これまで,ヴラダーさんについては,ピアニストとしての印象の方が強かったのですが,今後は指揮者としてのキャリアの方にさらに力を入れていくのかも,と思わせる見事なブラームスでした。

前半のハイドンも同様の強さと美しさのある演奏でした。今回演奏された83番「めんどり」はト短調なのですが,そういえば,前回OEKを指揮したときもモーツァルトの交響曲第25番,つまりト短調の曲を演奏していたな,ということを思い出しました。暗い情熱を感じさせるこの調性がお好きなのかもしれません。ヴラダーさんはすらりとした長身なのですが,演奏の方もその雰囲気を漂わせた,紳士的なものでした。
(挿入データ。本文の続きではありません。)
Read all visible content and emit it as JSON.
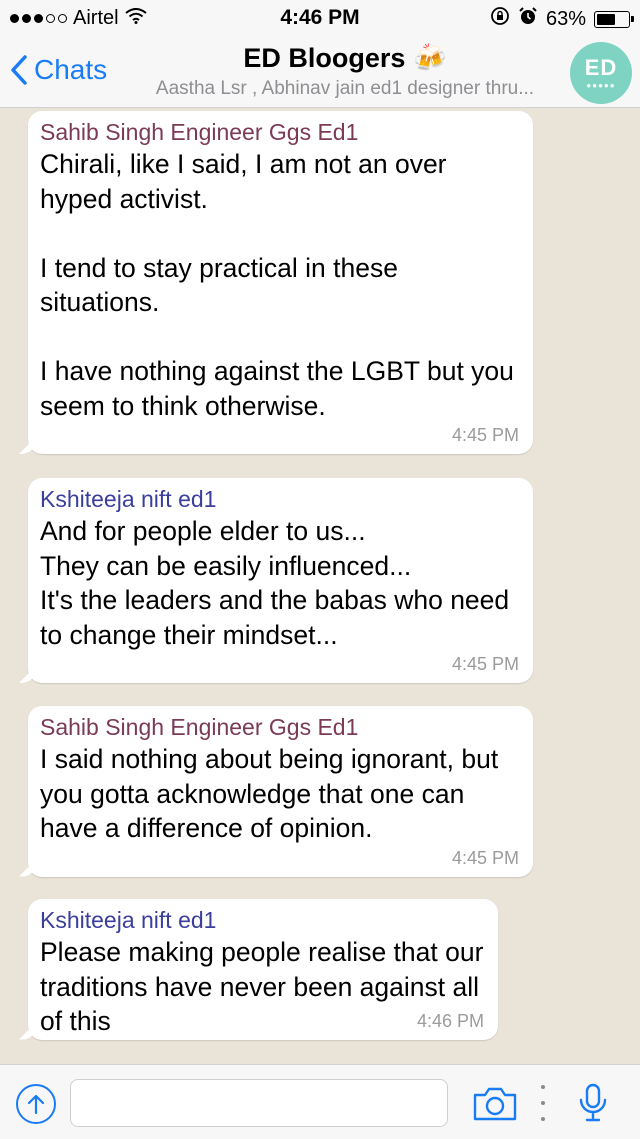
{
  "status_bar": {
    "carrier": "Airtel",
    "time": "4:46 PM",
    "battery": "63%",
    "battery_level": 0.63
  },
  "nav": {
    "back_label": "Chats",
    "title": "ED Bloogers 🍻",
    "subtitle": "Aastha Lsr , Abhinav jain ed1 designer thru...",
    "avatar_text": "ED",
    "avatar_dots": "●●●●●"
  },
  "messages": [
    {
      "sender": "Sahib Singh Engineer Ggs Ed1",
      "text": "Chirali, like I said, I am not an over hyped activist.\n\nI tend to stay practical in these situations.\n\nI have nothing against the LGBT but you seem to think otherwise.",
      "time": "4:45 PM"
    },
    {
      "sender": "Kshiteeja nift ed1",
      "text": "And for people elder to us...\nThey can be easily influenced...\nIt's the leaders and the babas who need to change their mindset...",
      "time": "4:45 PM"
    },
    {
      "sender": "Sahib Singh Engineer Ggs Ed1",
      "text": "I said nothing about being ignorant, but you gotta acknowledge that one can have a difference of opinion.",
      "time": "4:45 PM"
    },
    {
      "sender": "Kshiteeja nift ed1",
      "text": "Please making people realise that our traditions have never been against all of this",
      "time": "4:46 PM"
    }
  ],
  "input": {
    "value": "",
    "placeholder": ""
  },
  "colors": {
    "accent": "#1a7cf5",
    "sender_sahib": "#7b3a56",
    "sender_kshiteeja": "#3b3f9c",
    "chat_background": "#e9e3d8"
  },
  "icons": [
    "wifi-icon",
    "orientation-lock-icon",
    "alarm-icon",
    "battery-icon",
    "back-chevron-icon",
    "upload-icon",
    "camera-icon",
    "more-icon",
    "microphone-icon"
  ]
}
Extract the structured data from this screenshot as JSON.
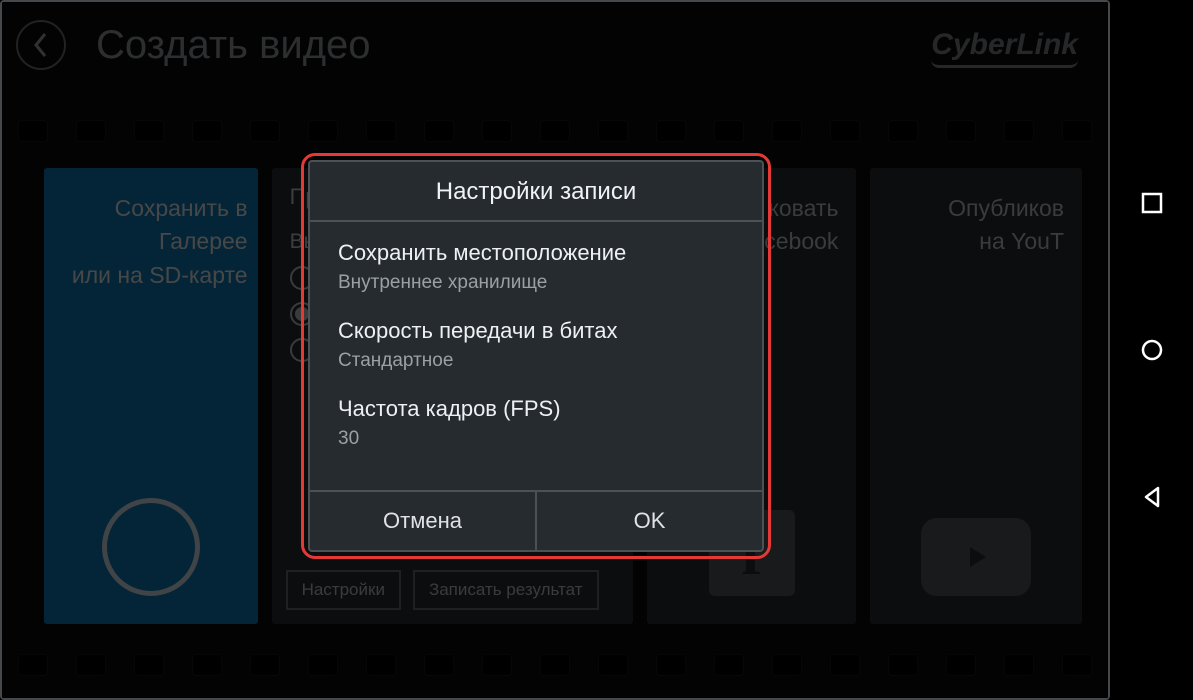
{
  "header": {
    "title": "Создать видео",
    "brand": "CyberLink"
  },
  "cards": {
    "gallery": {
      "line1": "Сохранить в",
      "line2": "Галерее",
      "line3": "или на SD-карте"
    },
    "export": {
      "profile_prefix": "Пр",
      "select_prefix": "Выб",
      "settings_btn": "Настройки",
      "record_btn": "Записать результат"
    },
    "facebook": {
      "line1": "ковать",
      "line2": "cebook"
    },
    "youtube": {
      "line1": "Опубликов",
      "line2": "на YouT"
    }
  },
  "dialog": {
    "title": "Настройки записи",
    "items": [
      {
        "label": "Сохранить местоположение",
        "value": "Внутреннее хранилище"
      },
      {
        "label": "Скорость передачи в битах",
        "value": "Стандартное"
      },
      {
        "label": "Частота кадров (FPS)",
        "value": "30"
      }
    ],
    "cancel": "Отмена",
    "ok": "OK"
  }
}
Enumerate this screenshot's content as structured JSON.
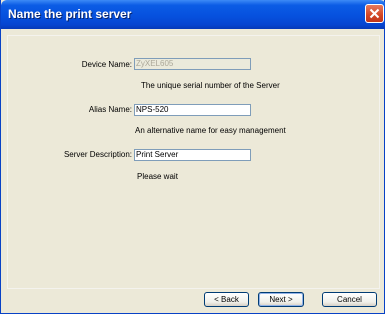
{
  "window": {
    "title": "Name the print server"
  },
  "device_name": {
    "label": "Device Name:",
    "value": "ZyXEL605",
    "hint": "The unique serial number of the Server"
  },
  "alias_name": {
    "label": "Alias Name:",
    "value": "NPS-520",
    "hint": "An alternative name for easy management"
  },
  "server_description": {
    "label": "Server Description:",
    "value": "Print Server"
  },
  "status": {
    "text": "Please wait"
  },
  "buttons": {
    "back": "< Back",
    "next": "Next >",
    "cancel": "Cancel"
  }
}
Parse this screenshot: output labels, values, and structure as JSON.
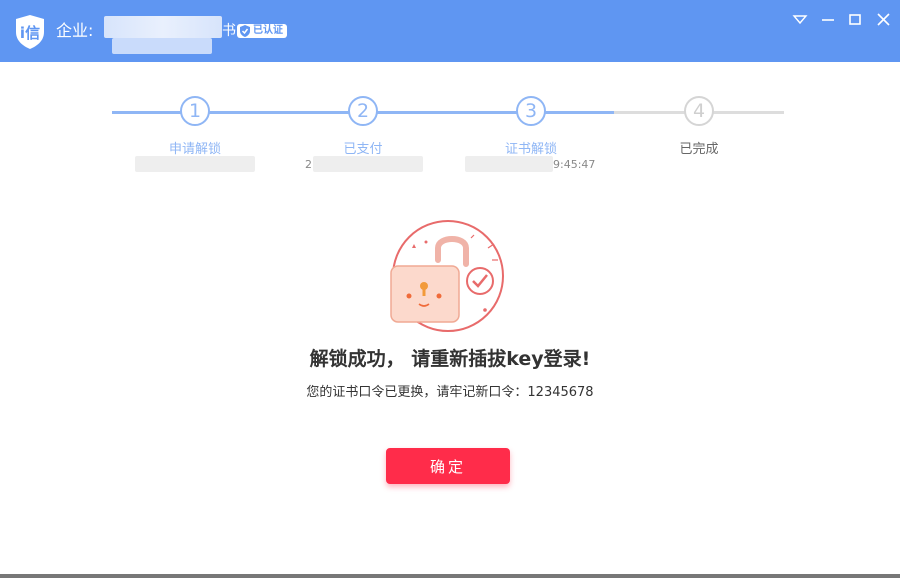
{
  "window": {
    "company_label": "企业:",
    "company_suffix": "书",
    "verified_badge": "已认证",
    "controls": [
      "dropdown-icon",
      "minimize-icon",
      "maximize-icon",
      "close-icon"
    ],
    "brand_color": "#5f96f2"
  },
  "steps": [
    {
      "number": "1",
      "label": "申请解锁",
      "state": "done"
    },
    {
      "number": "2",
      "label": "已支付",
      "time_prefix": "2",
      "state": "done"
    },
    {
      "number": "3",
      "label": "证书解锁",
      "time_suffix": "9:45:47",
      "state": "done"
    },
    {
      "number": "4",
      "label": "已完成",
      "state": "todo"
    }
  ],
  "result": {
    "title": "解锁成功， 请重新插拔key登录!",
    "subtitle": "您的证书口令已更换，请牢记新口令：12345678"
  },
  "actions": {
    "confirm_label": "确定",
    "confirm_color": "#ff2c4a"
  }
}
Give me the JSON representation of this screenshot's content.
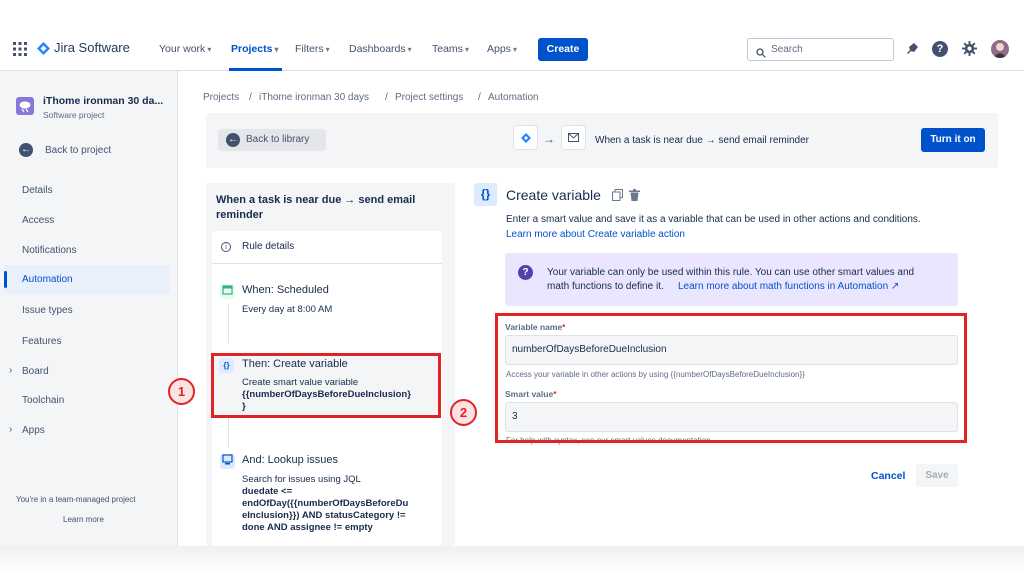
{
  "nav": {
    "logo": "Jira Software",
    "items": [
      "Your work",
      "Projects",
      "Filters",
      "Dashboards",
      "Teams",
      "Apps"
    ],
    "create": "Create",
    "search_placeholder": "Search"
  },
  "sidebar": {
    "project_name": "iThome ironman 30 da...",
    "project_type": "Software project",
    "back": "Back to project",
    "items": [
      "Details",
      "Access",
      "Notifications",
      "Automation",
      "Issue types",
      "Features",
      "Board",
      "Toolchain",
      "Apps"
    ],
    "footer": "You're in a team-managed project",
    "learn_more": "Learn more"
  },
  "breadcrumb": [
    "Projects",
    "iThome ironman 30 days",
    "Project settings",
    "Automation"
  ],
  "header": {
    "back_library": "Back to library",
    "rule_title": "When a task is near due → send email reminder",
    "turn_on": "Turn it on"
  },
  "rule": {
    "title_line1": "When a task is near due → send email",
    "title_line2": "reminder",
    "details": "Rule details",
    "when_title": "When: Scheduled",
    "when_desc": "Every day at 8:00 AM",
    "then_title": "Then: Create variable",
    "then_desc": "Create smart value variable",
    "then_var": "{{numberOfDaysBeforeDueInclusion}",
    "then_var2": "}",
    "and_title": "And: Lookup issues",
    "and_desc": "Search for issues using JQL",
    "jql": [
      "duedate <=",
      "endOfDay({{numberOfDaysBeforeDu",
      "eInclusion}}) AND statusCategory !=",
      "done AND assignee != empty"
    ]
  },
  "panel": {
    "title": "Create variable",
    "desc": "Enter a smart value and save it as a variable that can be used in other actions and conditions.",
    "learn_link": "Learn more about Create variable action",
    "info_text1": "Your variable can only be used within this rule. You can use other smart values and",
    "info_text2": "math functions to define it.",
    "info_link": "Learn more about math functions in Automation ↗",
    "var_label": "Variable name",
    "var_value": "numberOfDaysBeforeDueInclusion",
    "var_help": "Access your variable in other actions by using {{numberOfDaysBeforeDueInclusion}}",
    "smart_label": "Smart value",
    "smart_value": "3",
    "smart_help": "For help with syntax, see our smart values documentation.",
    "cancel": "Cancel",
    "save": "Save"
  },
  "annotations": [
    "1",
    "2"
  ],
  "colors": {
    "brand": "#0052cc",
    "highlight": "#e02424"
  }
}
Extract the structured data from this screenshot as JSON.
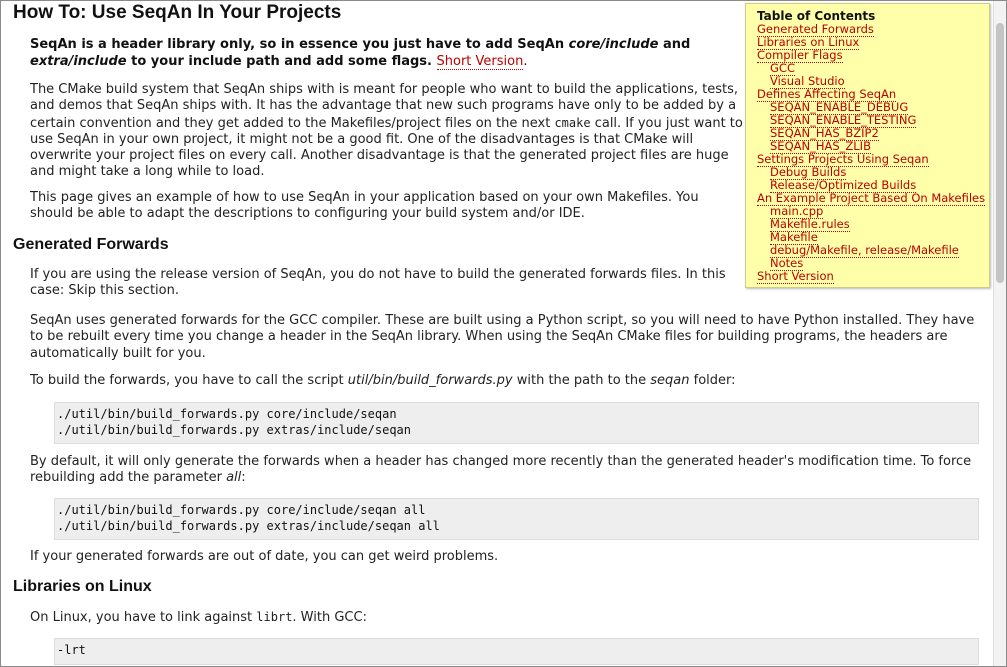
{
  "page": {
    "title": "How To: Use SeqAn In Your Projects",
    "intro": {
      "p1": "SeqAn is a header library only, so in essence you just have to add SeqAn ",
      "p1_em1": "core/include",
      "p1_and": " and",
      "p1_em2": "extra/include",
      "p1_rest": " to your include path and add some flags.",
      "short_version_link": "Short Version",
      "p1_end": ".",
      "p2a": "The CMake build system that SeqAn ships with is meant for people who want to build the applications, tests, and demos that SeqAn ships with. It has the advantage that new such programs have only to be added by a certain convention and they get added to the Makefiles/project files on the next ",
      "p2_code": "cmake",
      "p2b": " call. If you just want to use SeqAn in your own project, it might not be a good fit. One of the disadvantages is that CMake will overwrite your project files on every call. Another disadvantage is that the generated project files are huge and might take a long while to load.",
      "p3": "This page gives an example of how to use SeqAn in your application based on your own Makefiles. You should be able to adapt the descriptions to configuring your build system and/or IDE."
    },
    "generated_forwards": {
      "heading": "Generated Forwards",
      "p1": "If you are using the release version of SeqAn, you do not have to build the generated forwards files. In this case: Skip this section.",
      "p2": "SeqAn uses generated forwards for the GCC compiler. These are built using a Python script, so you will need to have Python installed. They have to be rebuilt every time you change a header in the SeqAn library. When using the SeqAn CMake files for building programs, the headers are automatically built for you.",
      "p3a": "To build the forwards, you have to call the script ",
      "p3_em1": "util/bin/build_forwards.py",
      "p3b": " with the path to the ",
      "p3_em2": "seqan",
      "p3c": " folder:",
      "code1": [
        "./util/bin/build_forwards.py core/include/seqan",
        "./util/bin/build_forwards.py extras/include/seqan"
      ],
      "p4a": "By default, it will only generate the forwards when a header has changed more recently than the generated header's modification time. To force rebuilding add the parameter ",
      "p4_em": "all",
      "p4b": ":",
      "code2": [
        "./util/bin/build_forwards.py core/include/seqan all",
        "./util/bin/build_forwards.py extras/include/seqan all"
      ],
      "p5": "If your generated forwards are out of date, you can get weird problems."
    },
    "libraries_linux": {
      "heading": "Libraries on Linux",
      "p1a": "On Linux, you have to link against ",
      "p1_code": "librt",
      "p1b": ". With GCC:",
      "code1": [
        "-lrt"
      ]
    }
  },
  "toc": {
    "title": "Table of Contents",
    "items": [
      {
        "label": "Generated Forwards",
        "level": 1
      },
      {
        "label": "Libraries on Linux",
        "level": 1
      },
      {
        "label": "Compiler Flags",
        "level": 1
      },
      {
        "label": "GCC",
        "level": 2
      },
      {
        "label": "Visual Studio",
        "level": 2
      },
      {
        "label": "Defines Affecting SeqAn",
        "level": 1
      },
      {
        "label": "SEQAN_ENABLE_DEBUG",
        "level": 2
      },
      {
        "label": "SEQAN_ENABLE_TESTING",
        "level": 2
      },
      {
        "label": "SEQAN_HAS_BZIP2",
        "level": 2
      },
      {
        "label": "SEQAN_HAS_ZLIB",
        "level": 2
      },
      {
        "label": "Settings Projects Using Seqan",
        "level": 1
      },
      {
        "label": "Debug Builds",
        "level": 2
      },
      {
        "label": "Release/Optimized Builds",
        "level": 2
      },
      {
        "label": "An Example Project Based On Makefiles",
        "level": 1
      },
      {
        "label": "main.cpp",
        "level": 2
      },
      {
        "label": "Makefile.rules",
        "level": 2
      },
      {
        "label": "Makefile",
        "level": 2
      },
      {
        "label": "debug/Makefile, release/Makefile",
        "level": 2
      },
      {
        "label": "Notes",
        "level": 2
      },
      {
        "label": "Short Version",
        "level": 1
      }
    ]
  },
  "colors": {
    "link": "#bb0000",
    "toc_background": "#ffffaa",
    "code_background": "#eeeeee"
  }
}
演奏会の最初に演奏されたのは,武満徹の「雨ぞふる」でした。この曲だけ系統の違う作品で,編成もかなり小さかったのですが,この曲では,見事にブレンドされた温かみのある音を作っていたのが印象的でした。最後の調性感のある和音が響いて,しっとりと落ち着いた気分になりました。

演奏後のOEKメンバーの指揮者をたたえるような動作も大変盛大で,ヴラダーさんの作る音楽にメンバーがしっかり共感していることが分かりました。ヴラダーさんには,是非,指揮者としてOEKへの再登場を期待したいと思います。

PS. この日ですが,公演プログラムが手違いで配布することができない,という珍しいことがありました。急きょ作った簡易プログラムで,ほぼ間に合ったのですが,OEK定期公演史上初めてのケースかもしれません。こういうハプニングも含め,演奏会というのは何が起こるかわからないのが面白いと思っています。